The point of proper targeting with proptech is that if you find yourself searching for a property, you will not suddenly be spammed with irrelevant ads for properties that don’t match your needs – targeting will deliver the right properties for you, in the area in which you’re searching and connect you with the right agent, right in your news feed.

Agents will have digital profiles

Agents have traditionally advertised their area expertise with billboards and other outdoor ads. A customer’s decision on who to buy from or sell with  who to trust – was driven by the trust that those created. That trust is now going to be won online, where people are spending more of their time and becoming more open to performing transactions with trusted partners.

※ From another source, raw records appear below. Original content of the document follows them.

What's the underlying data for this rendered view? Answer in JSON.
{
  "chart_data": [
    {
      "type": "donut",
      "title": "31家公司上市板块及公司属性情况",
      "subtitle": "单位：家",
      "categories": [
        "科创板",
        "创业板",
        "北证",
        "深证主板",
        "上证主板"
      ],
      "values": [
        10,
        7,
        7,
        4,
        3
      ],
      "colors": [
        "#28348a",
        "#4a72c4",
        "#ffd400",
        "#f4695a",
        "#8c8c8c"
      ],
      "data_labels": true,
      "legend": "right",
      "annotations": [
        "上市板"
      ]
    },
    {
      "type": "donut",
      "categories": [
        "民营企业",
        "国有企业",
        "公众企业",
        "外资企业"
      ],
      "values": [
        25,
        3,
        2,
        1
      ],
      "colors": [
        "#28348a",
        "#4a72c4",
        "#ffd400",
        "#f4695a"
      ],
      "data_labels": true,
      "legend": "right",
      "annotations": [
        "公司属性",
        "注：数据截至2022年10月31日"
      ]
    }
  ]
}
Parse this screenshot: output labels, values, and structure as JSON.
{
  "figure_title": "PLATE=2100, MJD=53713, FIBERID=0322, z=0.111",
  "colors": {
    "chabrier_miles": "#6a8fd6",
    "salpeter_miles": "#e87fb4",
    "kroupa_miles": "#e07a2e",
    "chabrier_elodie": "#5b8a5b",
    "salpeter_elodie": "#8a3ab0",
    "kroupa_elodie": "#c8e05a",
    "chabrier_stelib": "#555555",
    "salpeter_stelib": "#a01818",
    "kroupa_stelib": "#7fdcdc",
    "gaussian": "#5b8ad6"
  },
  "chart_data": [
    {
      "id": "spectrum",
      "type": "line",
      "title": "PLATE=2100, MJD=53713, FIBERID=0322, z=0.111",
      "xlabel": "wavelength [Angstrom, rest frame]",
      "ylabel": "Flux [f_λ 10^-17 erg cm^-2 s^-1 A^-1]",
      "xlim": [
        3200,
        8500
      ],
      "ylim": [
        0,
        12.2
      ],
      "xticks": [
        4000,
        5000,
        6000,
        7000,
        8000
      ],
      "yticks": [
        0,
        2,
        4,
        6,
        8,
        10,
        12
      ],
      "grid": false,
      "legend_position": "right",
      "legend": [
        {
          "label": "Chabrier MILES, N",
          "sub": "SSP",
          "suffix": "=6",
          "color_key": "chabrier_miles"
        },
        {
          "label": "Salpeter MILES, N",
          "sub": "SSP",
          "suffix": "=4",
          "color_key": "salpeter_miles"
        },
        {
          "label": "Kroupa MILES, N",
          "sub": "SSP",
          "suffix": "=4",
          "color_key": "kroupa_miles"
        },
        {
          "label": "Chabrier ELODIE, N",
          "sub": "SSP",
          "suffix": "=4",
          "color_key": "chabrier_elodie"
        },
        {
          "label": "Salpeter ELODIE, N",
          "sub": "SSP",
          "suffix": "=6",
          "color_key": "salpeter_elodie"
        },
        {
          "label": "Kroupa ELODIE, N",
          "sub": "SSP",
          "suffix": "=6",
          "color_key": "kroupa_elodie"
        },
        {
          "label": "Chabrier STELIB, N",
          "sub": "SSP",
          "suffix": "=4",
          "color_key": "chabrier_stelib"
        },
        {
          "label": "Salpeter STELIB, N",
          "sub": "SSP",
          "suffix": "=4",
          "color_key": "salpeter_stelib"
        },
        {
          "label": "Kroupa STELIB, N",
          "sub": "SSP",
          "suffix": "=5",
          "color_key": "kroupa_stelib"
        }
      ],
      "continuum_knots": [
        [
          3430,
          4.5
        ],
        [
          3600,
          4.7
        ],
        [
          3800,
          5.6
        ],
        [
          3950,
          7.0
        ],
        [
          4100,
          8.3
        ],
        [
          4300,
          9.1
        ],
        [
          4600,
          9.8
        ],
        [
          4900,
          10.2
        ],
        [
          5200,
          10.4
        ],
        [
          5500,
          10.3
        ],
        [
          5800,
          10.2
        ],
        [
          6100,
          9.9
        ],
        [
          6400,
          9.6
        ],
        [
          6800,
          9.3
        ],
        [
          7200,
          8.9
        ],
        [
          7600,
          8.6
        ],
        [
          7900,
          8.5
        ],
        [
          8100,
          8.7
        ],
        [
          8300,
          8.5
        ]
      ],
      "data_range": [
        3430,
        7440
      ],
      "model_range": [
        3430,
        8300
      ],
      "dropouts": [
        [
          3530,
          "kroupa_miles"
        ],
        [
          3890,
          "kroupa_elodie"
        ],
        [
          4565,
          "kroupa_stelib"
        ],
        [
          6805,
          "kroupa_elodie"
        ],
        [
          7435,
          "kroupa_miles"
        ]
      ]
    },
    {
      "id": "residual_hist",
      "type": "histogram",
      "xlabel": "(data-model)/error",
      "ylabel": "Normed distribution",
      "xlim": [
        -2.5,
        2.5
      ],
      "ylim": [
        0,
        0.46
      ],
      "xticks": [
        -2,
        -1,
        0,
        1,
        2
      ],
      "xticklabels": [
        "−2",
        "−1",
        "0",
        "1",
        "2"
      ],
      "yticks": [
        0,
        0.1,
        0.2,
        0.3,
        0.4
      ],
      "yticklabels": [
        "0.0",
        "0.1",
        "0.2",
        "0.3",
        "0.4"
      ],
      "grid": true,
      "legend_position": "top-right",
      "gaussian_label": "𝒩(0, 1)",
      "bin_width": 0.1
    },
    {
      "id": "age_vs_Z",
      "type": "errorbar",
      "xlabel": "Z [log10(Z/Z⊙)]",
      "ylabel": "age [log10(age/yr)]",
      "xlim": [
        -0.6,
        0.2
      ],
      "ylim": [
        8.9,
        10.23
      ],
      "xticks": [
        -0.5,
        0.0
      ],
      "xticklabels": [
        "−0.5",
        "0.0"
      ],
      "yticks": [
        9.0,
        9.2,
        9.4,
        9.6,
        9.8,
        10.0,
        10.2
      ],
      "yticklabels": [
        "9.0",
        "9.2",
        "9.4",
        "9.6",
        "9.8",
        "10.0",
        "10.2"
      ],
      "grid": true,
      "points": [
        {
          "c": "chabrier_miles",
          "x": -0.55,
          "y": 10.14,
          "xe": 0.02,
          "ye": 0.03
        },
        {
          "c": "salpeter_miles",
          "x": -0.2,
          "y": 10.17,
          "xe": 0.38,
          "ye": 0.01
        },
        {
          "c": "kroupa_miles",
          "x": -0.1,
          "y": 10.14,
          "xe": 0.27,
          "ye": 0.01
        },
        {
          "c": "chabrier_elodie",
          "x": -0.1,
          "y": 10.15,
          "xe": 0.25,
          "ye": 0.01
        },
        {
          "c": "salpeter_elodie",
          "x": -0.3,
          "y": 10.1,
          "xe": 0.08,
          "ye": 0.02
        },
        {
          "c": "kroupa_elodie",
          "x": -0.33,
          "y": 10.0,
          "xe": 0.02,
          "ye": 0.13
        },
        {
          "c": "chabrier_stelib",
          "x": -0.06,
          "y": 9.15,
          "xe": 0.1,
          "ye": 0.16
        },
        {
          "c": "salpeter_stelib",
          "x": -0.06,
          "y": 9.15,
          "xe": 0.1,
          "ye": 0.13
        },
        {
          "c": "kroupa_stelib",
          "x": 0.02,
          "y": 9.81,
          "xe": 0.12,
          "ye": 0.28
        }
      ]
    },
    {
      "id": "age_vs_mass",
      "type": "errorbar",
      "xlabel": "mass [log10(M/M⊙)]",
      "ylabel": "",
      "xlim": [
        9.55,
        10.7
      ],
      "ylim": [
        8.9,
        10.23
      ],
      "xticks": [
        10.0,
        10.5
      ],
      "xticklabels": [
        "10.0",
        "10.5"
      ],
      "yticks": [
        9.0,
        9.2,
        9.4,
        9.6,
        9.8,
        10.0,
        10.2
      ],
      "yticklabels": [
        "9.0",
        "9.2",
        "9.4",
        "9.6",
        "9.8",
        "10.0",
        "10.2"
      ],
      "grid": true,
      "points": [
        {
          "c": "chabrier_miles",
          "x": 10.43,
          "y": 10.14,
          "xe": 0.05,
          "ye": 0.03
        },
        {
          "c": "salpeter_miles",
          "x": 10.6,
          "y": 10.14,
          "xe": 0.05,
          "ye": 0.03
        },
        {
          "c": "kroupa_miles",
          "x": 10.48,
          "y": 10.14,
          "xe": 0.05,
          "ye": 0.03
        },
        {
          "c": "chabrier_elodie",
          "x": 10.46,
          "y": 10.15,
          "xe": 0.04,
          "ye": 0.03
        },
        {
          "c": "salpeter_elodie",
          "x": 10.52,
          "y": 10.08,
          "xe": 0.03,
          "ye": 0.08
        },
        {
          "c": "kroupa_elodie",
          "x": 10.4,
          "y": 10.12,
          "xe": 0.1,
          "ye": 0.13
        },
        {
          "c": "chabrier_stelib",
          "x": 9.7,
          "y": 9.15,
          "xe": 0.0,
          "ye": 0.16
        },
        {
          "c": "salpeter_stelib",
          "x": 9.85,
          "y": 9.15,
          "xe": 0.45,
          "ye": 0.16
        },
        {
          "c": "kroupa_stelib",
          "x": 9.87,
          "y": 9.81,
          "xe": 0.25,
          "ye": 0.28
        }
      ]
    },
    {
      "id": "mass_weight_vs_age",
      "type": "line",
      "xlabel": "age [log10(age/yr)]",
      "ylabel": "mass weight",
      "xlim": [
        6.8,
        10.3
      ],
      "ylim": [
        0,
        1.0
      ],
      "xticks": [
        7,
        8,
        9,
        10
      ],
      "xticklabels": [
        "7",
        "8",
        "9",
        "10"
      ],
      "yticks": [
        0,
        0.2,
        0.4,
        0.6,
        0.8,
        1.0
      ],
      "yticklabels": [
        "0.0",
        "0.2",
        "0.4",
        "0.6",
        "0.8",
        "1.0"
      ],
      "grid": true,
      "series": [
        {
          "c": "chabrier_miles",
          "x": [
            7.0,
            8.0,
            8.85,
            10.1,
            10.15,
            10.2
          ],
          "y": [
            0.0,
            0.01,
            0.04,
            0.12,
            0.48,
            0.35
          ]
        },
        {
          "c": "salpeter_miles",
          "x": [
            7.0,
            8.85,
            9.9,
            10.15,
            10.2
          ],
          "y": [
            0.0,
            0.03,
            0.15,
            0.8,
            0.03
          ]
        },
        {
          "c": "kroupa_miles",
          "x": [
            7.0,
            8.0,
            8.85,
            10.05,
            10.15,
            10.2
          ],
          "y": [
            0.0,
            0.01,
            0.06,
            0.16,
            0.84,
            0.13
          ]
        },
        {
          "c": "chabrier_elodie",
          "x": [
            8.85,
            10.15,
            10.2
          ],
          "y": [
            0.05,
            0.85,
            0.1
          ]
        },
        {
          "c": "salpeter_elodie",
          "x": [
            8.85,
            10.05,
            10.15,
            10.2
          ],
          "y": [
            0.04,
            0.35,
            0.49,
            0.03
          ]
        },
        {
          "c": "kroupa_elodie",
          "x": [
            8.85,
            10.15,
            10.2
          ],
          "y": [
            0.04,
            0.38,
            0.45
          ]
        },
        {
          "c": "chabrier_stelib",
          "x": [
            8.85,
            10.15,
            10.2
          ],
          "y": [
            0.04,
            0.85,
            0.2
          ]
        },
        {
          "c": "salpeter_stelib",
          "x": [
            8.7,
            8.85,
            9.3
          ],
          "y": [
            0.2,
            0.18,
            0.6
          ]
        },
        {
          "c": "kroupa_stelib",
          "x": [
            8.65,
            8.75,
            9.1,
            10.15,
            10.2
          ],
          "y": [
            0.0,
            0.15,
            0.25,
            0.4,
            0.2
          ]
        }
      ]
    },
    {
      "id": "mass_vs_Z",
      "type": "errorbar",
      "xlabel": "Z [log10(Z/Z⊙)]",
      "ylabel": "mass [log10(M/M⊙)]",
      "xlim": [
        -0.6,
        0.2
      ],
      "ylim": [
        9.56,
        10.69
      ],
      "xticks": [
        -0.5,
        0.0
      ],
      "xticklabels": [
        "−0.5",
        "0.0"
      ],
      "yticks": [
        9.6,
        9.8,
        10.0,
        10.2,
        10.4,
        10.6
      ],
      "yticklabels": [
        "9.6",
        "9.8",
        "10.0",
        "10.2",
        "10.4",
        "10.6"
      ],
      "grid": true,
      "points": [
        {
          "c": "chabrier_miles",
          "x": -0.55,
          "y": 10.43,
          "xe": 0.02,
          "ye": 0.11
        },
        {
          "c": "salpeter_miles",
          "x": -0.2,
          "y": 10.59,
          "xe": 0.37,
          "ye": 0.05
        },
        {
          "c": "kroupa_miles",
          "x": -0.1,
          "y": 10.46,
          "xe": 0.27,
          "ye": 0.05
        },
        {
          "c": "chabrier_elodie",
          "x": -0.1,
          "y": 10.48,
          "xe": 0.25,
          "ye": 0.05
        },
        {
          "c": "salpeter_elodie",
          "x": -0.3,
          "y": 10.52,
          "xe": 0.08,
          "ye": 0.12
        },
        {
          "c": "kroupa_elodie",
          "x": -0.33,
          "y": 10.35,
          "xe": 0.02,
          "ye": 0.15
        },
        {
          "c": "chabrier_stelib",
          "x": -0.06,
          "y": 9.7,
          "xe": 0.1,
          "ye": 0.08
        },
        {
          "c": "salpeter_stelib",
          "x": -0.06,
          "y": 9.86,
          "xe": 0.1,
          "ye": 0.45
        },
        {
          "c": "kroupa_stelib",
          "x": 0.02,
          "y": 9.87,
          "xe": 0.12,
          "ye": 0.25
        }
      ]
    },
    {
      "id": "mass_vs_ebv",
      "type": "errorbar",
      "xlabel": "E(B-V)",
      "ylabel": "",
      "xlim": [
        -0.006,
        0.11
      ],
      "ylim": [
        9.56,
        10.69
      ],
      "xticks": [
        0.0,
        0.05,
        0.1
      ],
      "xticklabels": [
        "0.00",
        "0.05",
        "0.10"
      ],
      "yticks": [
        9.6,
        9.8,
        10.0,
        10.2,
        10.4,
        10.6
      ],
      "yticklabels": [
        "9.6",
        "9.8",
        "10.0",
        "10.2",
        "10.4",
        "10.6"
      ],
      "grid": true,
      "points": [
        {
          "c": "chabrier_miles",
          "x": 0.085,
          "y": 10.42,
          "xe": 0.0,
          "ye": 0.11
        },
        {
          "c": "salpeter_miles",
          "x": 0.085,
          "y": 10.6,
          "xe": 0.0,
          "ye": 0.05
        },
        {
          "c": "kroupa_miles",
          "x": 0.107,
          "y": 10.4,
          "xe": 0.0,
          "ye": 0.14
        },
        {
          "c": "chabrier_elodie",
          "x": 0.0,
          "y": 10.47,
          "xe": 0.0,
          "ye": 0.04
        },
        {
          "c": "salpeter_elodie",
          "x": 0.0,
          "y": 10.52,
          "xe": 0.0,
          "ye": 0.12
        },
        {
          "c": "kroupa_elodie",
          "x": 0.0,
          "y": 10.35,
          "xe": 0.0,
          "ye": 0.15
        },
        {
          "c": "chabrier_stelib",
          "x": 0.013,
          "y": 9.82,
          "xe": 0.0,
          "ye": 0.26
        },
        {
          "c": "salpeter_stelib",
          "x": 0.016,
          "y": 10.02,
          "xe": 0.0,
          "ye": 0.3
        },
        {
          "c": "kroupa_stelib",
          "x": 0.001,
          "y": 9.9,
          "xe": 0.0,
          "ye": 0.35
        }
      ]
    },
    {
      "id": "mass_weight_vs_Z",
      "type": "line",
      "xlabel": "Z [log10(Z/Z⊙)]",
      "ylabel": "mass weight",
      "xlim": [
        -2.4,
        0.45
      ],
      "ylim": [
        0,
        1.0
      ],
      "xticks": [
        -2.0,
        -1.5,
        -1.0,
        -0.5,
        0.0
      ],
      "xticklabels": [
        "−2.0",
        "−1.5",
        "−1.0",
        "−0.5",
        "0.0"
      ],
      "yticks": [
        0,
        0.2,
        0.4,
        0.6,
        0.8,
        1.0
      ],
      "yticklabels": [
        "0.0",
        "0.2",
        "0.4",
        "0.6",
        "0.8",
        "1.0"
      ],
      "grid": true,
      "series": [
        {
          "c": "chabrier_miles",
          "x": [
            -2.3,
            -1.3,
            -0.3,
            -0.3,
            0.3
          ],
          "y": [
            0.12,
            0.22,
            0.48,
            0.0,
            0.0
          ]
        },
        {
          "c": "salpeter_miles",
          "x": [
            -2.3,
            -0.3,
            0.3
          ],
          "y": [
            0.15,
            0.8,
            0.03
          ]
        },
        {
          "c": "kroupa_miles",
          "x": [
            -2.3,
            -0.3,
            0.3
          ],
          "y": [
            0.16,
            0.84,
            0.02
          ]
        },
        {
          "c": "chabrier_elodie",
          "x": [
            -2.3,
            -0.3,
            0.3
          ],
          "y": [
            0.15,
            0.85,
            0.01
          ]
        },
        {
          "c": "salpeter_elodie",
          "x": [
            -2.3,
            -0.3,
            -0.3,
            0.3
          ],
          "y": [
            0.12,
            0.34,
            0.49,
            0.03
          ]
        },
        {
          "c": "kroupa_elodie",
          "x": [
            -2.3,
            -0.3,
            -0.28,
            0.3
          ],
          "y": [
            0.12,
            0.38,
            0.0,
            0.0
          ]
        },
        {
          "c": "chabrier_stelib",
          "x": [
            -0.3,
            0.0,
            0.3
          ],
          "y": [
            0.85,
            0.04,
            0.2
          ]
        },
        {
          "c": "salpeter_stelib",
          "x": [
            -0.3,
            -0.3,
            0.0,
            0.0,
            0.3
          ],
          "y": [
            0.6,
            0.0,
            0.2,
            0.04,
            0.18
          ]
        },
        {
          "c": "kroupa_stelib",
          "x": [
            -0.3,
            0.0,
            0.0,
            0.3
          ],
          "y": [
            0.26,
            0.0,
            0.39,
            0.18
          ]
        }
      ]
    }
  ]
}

For agents, the move to social media marketing allows for better targeting of customers, advertising their hard-won area expertise to the right people, in the right place, at the right time and allowing them to build trusted online brands. Agents who embrace the social media space will open themselves and their inventories up to customers and give them much simpler and more effective channels of engagement. Why is this better than a billboard? A billboard is inflexible, does not offer the opportunity to click through to find out more about the agent, their history, or their listings. Social media marketing offers agents all that and more.

New models

With proptech comes options, but not all of it is as effective as the next. As we saw with the collapse of Zillow’s iBuyer model, not all proptech is created equal. The rise of diverse ways to find, initiate and conclude deals means more options for consumers, but we believe that the trusted intermediary who can guide people through what is the most expensive transaction of their lives – the agent – will remain central to the success of property transactions.

Even with the rise of the Power Buyer model – where financial institutions back consumers by buying their current property and renting it out while they wait for their next property transaction to be concluded to help with liquidity – requires an agent to be part of the deal. Those agents just need to be digitally-savvy and connected to the 21st century via social media.

Chatbots, AI

The shift to the digital world for agents means that the initial point of contact is now also digital, which requires a new way of managing the different volume of digital leads at various stages. This means that the leads also need several types of nurturing by agents – something you will be needing additional help with.

Chatbots will help agents start to manage these queries better this year, as their implementation becomes simpler and more cost-effective. A chatbot can start the initial conversation with a lead and gather the basic qualifying information, packaging it for you and making it simpler to manage.

Behind that chatbot is the Artificial Intelligence (AI) algorithm which can be taught certain rules around what and how to answer queries, helping the lead understand the requirements and streamlining things for the agent. It sounds complicated to implement and manage, but it really is not – and any time spent setting up the bot will be repaid exponentially in terms of time saved in quickly and efficiently qualifying and managing leads as they come in.

It is going to be an exciting year for proptech – and we cannot wait to keep leading the revolution.